Vendredi 31 décembre 2010
Démocratie Le drapeau va au paysage
immonde, et notre patois étouffe le tambour.
Aux centres nous alimenterons la plus cynique prostitution.
Nous massacrerons les révoltes logiques.
Aux pays poivrés et détrempés ! — au service des plus
monstrueuses exploitations industrielles ou militaires.
Au revoir ici, n'importe où. Conscrits du bon vouloir, nous
aurons la philosophie féroce ; ignorants pour la science,
roués pour le confort ; la crevaison pour le monde qui va.
C'est la vraie marche. En avant, route !
Arthur Rimbaud, Illuminations.
17 décembre : Mohamed
Bouazizi, 26 ans, s’immole par le feu. 22 décembre : Hocine
Neji, 24 ans, s’électrocute sur un poteau électrique. 26
décembre : Lotfi Kadiri, 34 ans, se jette au fond d’un
puits.
Ces trois actes de désespoir de jeunes diplômés chômeurs et
précaires ont alimenté la révolte qui secoue la Tunisie
depuis le 18 décembre 2010. Une révolte qui a pris d’emblée
une tournure politique au vrai sens du terme, loin du
Karakouz* de la politicaillerie.
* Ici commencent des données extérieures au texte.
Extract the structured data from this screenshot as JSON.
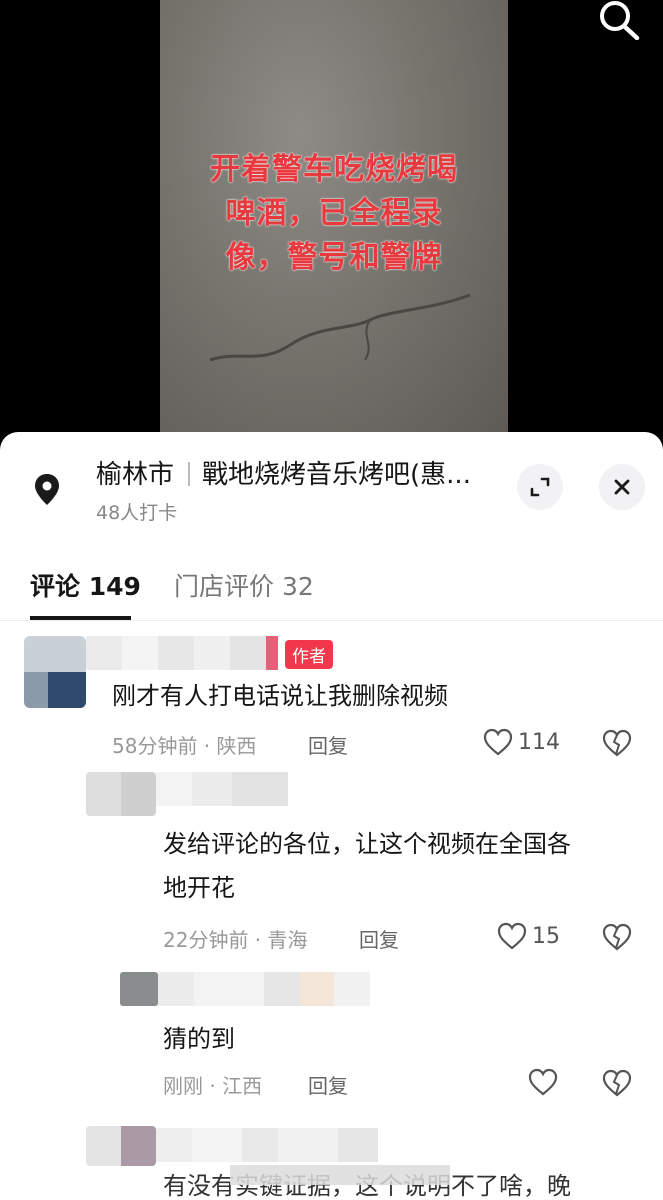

Les manifestants qui ont
déferlé dans les rues de dizaines de villes et de villages
s’en prennent tous à la corruption du régime et au manque de
perspectives. Le "contrat social" établi par le régime du
général Ben Ali - la dictature en échange de la prospérité
économique - ne marche plus : l’époque des vaches grasses a
pris fin et le général est nu. Il y a plusieurs raisons à
cela :
- dans la concurrence mondiale entre les pays à bas coûts
de main d’œuvre et à haute productivité, la Tunisie est
détrônée par la Turquie, la Pologne et la Roumanie – pour ce
qui est de la productivité – et par la Chine, l’Inde,
l’Indonésie et le Bangla desh – pour ce qui est des coûts de
main d’œuvre.
- les emplois proposés privilégient la main d’œuvre non
qualifiée, laissant de côté les diplômés chômeurs.
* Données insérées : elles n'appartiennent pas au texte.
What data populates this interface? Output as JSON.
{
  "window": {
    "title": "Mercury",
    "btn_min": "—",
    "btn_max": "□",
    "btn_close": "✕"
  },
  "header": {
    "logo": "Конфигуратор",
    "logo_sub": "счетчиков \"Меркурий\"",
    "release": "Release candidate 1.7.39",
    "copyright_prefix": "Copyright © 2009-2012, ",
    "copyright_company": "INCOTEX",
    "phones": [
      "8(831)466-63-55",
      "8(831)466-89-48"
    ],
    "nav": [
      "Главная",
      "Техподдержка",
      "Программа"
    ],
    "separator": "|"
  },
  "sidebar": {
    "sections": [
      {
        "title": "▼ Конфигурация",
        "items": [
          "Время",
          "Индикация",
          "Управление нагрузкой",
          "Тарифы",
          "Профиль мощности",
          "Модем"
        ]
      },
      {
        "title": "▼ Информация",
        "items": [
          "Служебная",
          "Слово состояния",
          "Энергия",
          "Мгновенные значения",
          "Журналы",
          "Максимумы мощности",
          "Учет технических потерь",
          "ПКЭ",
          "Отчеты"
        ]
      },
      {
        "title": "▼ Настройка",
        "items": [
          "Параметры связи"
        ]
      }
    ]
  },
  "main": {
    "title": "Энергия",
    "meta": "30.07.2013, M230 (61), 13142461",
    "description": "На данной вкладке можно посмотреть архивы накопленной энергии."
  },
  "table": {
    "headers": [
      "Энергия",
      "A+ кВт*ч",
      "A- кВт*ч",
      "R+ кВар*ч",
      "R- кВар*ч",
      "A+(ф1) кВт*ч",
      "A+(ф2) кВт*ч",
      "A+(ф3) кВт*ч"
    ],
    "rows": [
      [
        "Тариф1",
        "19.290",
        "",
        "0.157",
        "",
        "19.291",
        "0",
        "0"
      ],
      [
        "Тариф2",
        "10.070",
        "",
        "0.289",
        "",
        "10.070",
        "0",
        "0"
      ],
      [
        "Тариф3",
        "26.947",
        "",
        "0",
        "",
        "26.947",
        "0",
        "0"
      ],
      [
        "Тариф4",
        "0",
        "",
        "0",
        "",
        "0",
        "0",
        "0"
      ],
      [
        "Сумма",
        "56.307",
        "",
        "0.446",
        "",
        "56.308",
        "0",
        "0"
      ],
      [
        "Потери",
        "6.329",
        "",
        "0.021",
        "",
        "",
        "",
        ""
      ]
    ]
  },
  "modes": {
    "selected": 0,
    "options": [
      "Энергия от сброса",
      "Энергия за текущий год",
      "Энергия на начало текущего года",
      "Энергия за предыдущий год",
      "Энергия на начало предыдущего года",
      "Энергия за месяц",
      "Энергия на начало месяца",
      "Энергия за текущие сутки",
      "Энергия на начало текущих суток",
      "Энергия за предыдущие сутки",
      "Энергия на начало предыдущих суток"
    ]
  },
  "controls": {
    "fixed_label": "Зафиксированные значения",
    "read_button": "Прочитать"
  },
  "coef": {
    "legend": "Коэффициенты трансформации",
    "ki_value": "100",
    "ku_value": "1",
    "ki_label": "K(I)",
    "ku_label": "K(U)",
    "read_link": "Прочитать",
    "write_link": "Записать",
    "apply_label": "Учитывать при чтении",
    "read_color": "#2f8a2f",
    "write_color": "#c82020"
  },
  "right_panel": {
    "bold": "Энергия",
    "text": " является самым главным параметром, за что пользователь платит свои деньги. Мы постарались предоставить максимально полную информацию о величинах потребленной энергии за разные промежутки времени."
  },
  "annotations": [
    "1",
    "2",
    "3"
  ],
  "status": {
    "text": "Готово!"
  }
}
- ’économie de prédation et le système mafieux mis en
place par le clan familial au pouvoir découragent
l’investissement dans des activités productrices, les
détenteurs de capitaux préférant mettre leur argent dans la
spéculation, en premier lieu immobilière, qui ne crée pas
d’emplois.
-
les seuls diplômés assurés de trouver un
emploi sont les ingénieurs. Or, moins de 10% des diplômés
tunisiens ont fait des études d’ingénieur, la plupart des
bacheliers préférant choisir les sciences humaines, le droit
ou l’enseignement.
-
la corruption érigée en système administratif
fait que les incapables semi-analphabètes ont la priorité
sur les diplômés surqualifiés.
- Chaque famille tunisienne compte au moins un un dplômé
de 25-30 ans, bardé de diplômés allant du Bac + 3 au Bac +
8, qui est obligé de rester vivre chez ses parents et qui
n’a pas le choix : soit il se contente de "garder les murs"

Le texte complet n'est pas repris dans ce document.